Certified Defense Against Cross-Modal Attacks in Multimodal LLMs via Semantic-Perceptual Abstractions
Abstract: Multimodal large language models (MLLMs) have revolutionized AI by enabling seamless
integration of vision and language understanding across diverse applications, from visual
question answering to image captioning. However, their cross-modal architecture introduces unique vulnerabilities to adversarial perturbations that exploit both text and image
modalities simultaneously. While existing defense mechanisms rely on empirical robustness through adversarial training, they lack formal guarantees against sophisticated crossmodal attacks. This paper introduces a novel certified defense framework based on hybrid
polytope-zonotope abstractions that provides provable robustness guarantees for MLLMs.

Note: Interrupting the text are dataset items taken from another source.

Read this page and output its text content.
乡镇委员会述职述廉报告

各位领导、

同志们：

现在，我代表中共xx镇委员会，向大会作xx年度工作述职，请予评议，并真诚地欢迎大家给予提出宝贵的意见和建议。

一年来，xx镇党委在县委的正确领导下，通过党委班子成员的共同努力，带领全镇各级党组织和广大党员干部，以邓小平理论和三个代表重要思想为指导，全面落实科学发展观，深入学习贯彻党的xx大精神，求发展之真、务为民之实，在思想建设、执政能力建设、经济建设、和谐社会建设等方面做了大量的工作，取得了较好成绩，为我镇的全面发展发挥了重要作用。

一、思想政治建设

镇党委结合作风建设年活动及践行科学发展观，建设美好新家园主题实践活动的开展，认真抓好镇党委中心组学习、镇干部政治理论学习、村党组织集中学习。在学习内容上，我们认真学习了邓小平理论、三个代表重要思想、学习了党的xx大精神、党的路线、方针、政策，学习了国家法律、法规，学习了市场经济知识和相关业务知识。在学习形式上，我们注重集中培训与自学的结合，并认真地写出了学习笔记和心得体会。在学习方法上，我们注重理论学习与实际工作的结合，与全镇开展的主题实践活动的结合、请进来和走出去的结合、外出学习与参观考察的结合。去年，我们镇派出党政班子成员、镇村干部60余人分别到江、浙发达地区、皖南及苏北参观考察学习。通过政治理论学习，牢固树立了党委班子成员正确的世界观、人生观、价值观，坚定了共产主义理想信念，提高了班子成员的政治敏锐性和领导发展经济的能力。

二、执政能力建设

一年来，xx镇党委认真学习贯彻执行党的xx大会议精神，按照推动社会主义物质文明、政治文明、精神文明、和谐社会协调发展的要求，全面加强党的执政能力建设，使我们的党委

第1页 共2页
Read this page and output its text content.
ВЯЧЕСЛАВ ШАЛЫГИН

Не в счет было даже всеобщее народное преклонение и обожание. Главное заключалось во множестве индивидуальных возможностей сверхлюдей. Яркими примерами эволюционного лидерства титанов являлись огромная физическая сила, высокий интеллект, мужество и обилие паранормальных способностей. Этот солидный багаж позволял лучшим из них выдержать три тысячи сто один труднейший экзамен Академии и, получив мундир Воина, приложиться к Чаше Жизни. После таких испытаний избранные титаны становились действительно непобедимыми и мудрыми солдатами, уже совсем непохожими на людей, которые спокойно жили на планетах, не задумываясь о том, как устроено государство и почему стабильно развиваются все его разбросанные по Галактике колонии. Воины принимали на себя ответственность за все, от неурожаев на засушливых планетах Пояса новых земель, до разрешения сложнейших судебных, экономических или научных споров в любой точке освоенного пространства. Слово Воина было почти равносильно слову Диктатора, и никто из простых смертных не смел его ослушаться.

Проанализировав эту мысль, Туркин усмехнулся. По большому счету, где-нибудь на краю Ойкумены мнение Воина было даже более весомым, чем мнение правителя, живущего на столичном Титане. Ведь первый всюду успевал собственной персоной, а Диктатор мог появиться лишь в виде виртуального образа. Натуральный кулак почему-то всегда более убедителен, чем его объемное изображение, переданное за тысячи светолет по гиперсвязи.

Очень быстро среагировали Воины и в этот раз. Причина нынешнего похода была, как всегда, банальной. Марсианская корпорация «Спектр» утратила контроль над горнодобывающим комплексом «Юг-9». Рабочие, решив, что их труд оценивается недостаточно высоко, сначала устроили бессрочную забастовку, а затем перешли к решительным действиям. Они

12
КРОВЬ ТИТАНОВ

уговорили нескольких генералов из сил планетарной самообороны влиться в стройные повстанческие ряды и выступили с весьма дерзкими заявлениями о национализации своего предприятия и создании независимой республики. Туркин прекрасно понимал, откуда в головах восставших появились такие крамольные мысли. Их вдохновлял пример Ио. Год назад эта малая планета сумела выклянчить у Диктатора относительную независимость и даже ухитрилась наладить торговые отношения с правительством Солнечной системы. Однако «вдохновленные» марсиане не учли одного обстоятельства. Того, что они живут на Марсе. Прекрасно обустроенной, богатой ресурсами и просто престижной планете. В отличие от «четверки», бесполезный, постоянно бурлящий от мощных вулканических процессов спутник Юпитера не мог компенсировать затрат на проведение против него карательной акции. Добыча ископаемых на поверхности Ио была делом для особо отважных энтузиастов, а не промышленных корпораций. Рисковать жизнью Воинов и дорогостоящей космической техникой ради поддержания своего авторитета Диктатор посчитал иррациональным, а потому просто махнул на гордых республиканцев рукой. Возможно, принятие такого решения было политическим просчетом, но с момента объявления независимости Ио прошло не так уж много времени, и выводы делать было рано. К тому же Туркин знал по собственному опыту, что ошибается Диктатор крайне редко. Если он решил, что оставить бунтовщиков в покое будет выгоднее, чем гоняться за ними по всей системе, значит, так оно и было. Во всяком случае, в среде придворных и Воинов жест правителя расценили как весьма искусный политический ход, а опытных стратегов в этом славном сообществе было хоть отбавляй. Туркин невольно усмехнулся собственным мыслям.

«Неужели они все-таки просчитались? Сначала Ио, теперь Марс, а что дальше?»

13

Our approach unifies discrete text perturbations with continuous image perturbations within
a single mathematical framework Extensive evaluation on VQA v2.0 and Flickr30k across
MLLMS demonstrates 88.5% clean accuracy with 76.4–81.2% certified accuracy under large
perturbations, outperforming state-of-the-art baselines by 8.3% in certification rate and
6.7% in joint attack defense.This work establishes the first comprehensive certified defense
for MLLMs, advancing trustworthy multimodal AI systems.
Submission Type: Regular submission (no more than 12 pages of main content)
Previous TMLR Submission Url: https://openreview.net/forum?id=jYEojAfK0m
Changes Since Last Submission: The format is updated to the latest version.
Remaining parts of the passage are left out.